Ci sono tanti modi in cui una professione può salvare la vita: Yusra Mardini non è un medico, è una nuotatrice siriana. Nonostante questo però, grazie al suo talento, ha salvato 18 persone.
Prima della guerra in Siria, Yusra era una nuotatrice agonistica che rappresentava il suo paese nelle competizioni internazionali. Il conflitto si stava inasprendo e le esplosioni delle bombe echeggiavano sempre più forti nelle orecchie della giovane atleta. Una mattina l’episodio che le aprì gli occhi: mentre era in piscina a Damasco con sua sorella, Sarah, una bomba distrusse il tetto dell’impianto sportivo e si immerse in acqua. Solo la fortuna, e un difetto della carica, che non esplose, le permisero di sopravvivere. A quel punto la scelta tanto difficile quanto obbligata: abbandonare per sempre il suo paese. Così, con la sorella, intraprese un viaggio per la salvezza in direzione Germania. Per raggiungere la loro meta, Yusra e Sarah si imbarcano su un gommone con altre 18 persone. Un gommone su cui, in teoria, non ci sarebbero stati più di 9 posti. Nel bel mezzo del viaggio verso la Grecia, un temporale si abbatté sulla rotta del gommone che, essendo già sovraffollato, non riuscì a reggere anche il peso dell’acqua che copiosa stava riempiendo l’imbarcazione. Il barcone stava lentamente affondando, così Yura e Sarah decisero di tuffarsi in acqua con altri due uomini per provare a tenerla a galla. Per tre ore e mezzo letteralmente trascinarono la barca fino all’approdo sull’isola di Lesbo, dove si poterono considerare finalmente in salvo.

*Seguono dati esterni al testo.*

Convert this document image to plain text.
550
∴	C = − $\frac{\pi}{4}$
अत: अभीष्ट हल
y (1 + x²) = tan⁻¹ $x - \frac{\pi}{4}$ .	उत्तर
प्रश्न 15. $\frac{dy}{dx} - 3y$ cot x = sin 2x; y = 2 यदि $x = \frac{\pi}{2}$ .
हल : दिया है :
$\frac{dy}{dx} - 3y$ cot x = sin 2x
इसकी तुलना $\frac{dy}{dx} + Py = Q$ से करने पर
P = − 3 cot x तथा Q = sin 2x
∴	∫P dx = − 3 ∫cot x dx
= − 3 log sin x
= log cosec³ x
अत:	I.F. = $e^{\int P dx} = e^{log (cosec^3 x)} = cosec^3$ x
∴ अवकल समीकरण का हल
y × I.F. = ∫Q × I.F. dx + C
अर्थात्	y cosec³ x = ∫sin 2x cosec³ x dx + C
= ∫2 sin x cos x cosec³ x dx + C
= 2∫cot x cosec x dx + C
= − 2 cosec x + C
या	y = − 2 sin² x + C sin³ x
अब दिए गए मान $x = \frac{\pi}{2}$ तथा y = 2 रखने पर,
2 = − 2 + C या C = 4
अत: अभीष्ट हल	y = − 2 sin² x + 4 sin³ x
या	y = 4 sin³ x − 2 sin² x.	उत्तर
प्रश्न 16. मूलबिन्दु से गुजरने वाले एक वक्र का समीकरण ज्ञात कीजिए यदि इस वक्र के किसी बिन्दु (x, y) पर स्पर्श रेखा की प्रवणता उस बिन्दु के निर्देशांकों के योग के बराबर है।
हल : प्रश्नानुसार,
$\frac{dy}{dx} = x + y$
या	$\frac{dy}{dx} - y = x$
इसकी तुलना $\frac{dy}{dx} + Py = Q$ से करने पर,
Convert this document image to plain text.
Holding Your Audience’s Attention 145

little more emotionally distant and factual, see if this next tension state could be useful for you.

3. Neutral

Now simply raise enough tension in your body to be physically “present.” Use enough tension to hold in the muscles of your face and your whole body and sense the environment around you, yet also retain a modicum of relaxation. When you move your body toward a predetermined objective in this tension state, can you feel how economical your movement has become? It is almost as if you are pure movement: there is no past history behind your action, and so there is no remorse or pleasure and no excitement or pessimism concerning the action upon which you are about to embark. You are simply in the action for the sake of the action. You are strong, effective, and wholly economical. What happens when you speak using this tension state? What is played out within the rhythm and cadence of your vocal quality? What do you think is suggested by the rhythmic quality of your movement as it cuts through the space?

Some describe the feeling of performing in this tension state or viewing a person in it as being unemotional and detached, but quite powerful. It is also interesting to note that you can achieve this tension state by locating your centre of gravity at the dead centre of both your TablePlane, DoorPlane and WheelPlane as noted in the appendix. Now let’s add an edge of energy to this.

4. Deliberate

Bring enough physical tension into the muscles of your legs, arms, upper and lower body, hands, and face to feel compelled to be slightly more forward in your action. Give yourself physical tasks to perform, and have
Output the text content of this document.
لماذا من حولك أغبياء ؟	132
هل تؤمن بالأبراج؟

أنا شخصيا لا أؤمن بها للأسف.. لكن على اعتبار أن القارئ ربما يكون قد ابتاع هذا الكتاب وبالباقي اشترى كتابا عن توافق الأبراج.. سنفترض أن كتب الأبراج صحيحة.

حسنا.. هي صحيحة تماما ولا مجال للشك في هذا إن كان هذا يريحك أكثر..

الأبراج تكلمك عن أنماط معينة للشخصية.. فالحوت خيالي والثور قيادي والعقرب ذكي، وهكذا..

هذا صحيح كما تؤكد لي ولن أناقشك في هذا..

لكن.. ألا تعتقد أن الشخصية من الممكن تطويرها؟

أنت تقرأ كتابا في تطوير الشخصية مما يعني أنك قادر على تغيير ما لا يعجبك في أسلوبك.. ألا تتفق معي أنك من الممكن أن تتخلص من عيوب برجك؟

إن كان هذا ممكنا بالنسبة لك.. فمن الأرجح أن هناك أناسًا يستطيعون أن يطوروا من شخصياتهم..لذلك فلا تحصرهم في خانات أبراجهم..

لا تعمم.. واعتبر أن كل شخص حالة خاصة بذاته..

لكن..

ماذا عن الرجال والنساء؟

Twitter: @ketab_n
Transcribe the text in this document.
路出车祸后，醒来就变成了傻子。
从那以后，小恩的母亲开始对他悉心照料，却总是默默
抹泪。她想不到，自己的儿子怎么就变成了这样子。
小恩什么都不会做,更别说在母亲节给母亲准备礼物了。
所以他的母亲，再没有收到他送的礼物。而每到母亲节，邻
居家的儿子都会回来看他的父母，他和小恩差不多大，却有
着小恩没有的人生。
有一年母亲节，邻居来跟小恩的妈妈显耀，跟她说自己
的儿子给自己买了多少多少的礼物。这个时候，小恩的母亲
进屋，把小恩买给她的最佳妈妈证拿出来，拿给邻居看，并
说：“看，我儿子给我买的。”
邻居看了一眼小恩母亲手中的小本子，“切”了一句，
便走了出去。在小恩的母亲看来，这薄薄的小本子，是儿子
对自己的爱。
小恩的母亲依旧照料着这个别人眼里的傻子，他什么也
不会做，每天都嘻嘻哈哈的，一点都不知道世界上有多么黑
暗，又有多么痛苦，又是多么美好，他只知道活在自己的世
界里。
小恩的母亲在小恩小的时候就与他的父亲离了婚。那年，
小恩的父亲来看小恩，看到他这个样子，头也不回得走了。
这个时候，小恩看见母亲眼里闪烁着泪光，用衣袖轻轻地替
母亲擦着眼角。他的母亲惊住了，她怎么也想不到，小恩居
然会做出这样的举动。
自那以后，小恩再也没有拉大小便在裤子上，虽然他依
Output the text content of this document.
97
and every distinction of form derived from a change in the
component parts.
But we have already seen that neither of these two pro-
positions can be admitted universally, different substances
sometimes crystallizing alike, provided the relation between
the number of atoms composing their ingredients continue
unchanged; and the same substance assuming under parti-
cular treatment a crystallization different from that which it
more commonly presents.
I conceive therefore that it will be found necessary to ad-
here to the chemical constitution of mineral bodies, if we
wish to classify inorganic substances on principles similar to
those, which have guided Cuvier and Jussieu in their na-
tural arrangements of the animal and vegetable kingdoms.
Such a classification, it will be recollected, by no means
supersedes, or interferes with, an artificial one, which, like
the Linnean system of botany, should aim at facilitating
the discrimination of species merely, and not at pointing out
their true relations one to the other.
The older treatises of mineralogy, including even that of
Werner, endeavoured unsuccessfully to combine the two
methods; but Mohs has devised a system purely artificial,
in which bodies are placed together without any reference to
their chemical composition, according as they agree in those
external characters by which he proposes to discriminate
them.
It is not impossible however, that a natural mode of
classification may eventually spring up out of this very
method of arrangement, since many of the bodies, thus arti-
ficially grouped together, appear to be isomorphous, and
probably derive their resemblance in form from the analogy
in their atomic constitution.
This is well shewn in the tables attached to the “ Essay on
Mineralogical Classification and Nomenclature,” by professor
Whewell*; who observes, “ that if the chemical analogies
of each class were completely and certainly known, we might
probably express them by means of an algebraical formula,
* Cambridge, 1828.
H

"Il nuoto mi ha letteralmente salvato la vita"- dice l’atleta olimpica- "prima, quando ero in viaggio verso la Germania. Poi, arrivata qui, mi ha dato la possibilità di ricostruirla” Dopo essere sbarcata in Grecia, Yusra è effettivamente riuscita ad arrivare in Germania, più precisamente a Berlino, dove presso il club Wasserfreunde Spandau 04, partner delle Scuole di sport d'élite della capitale teutonica, ha trovato una seconda casa oltre a una struttura attrezzata per allenarsi ai massimi livelli. Grazie alla sua dedizione, Mardini è diventata una delle più veloci in vasca, tanto da qualificarsi per le Olimpiadi di Rio 2016 come parte della prima squadra olimpica dei rifugiati. Un’esperienza che si è ripetuta anche a Tokyo in questa edizione dei Giochi, in cui è stata anche portabandiera per la selezione dei rifugiati: “Sono onorata di portare la bandiera perché per me significa che rappresento tutti i rifugiati nel mondo, portando anche le loro speranze per un mondo migliore. Rappresenterò l'intero team e trasmetterò il nostro messaggio che i rifugiati possono sognare e avere successo come chiunque altro" Mardini è stata anche la più giovane ambasciatrice di buona volontà dell'UNHCR, l’Alto Commissariato delle Nazioni Unite per i Rifugiati, nell'aprile 2017. Una giovane donna che ha lottato prima contro la guerra e poi contro il mare aperto per mettere in salvo la sua vita e quella dei suoi compagni , non può più temere nulla.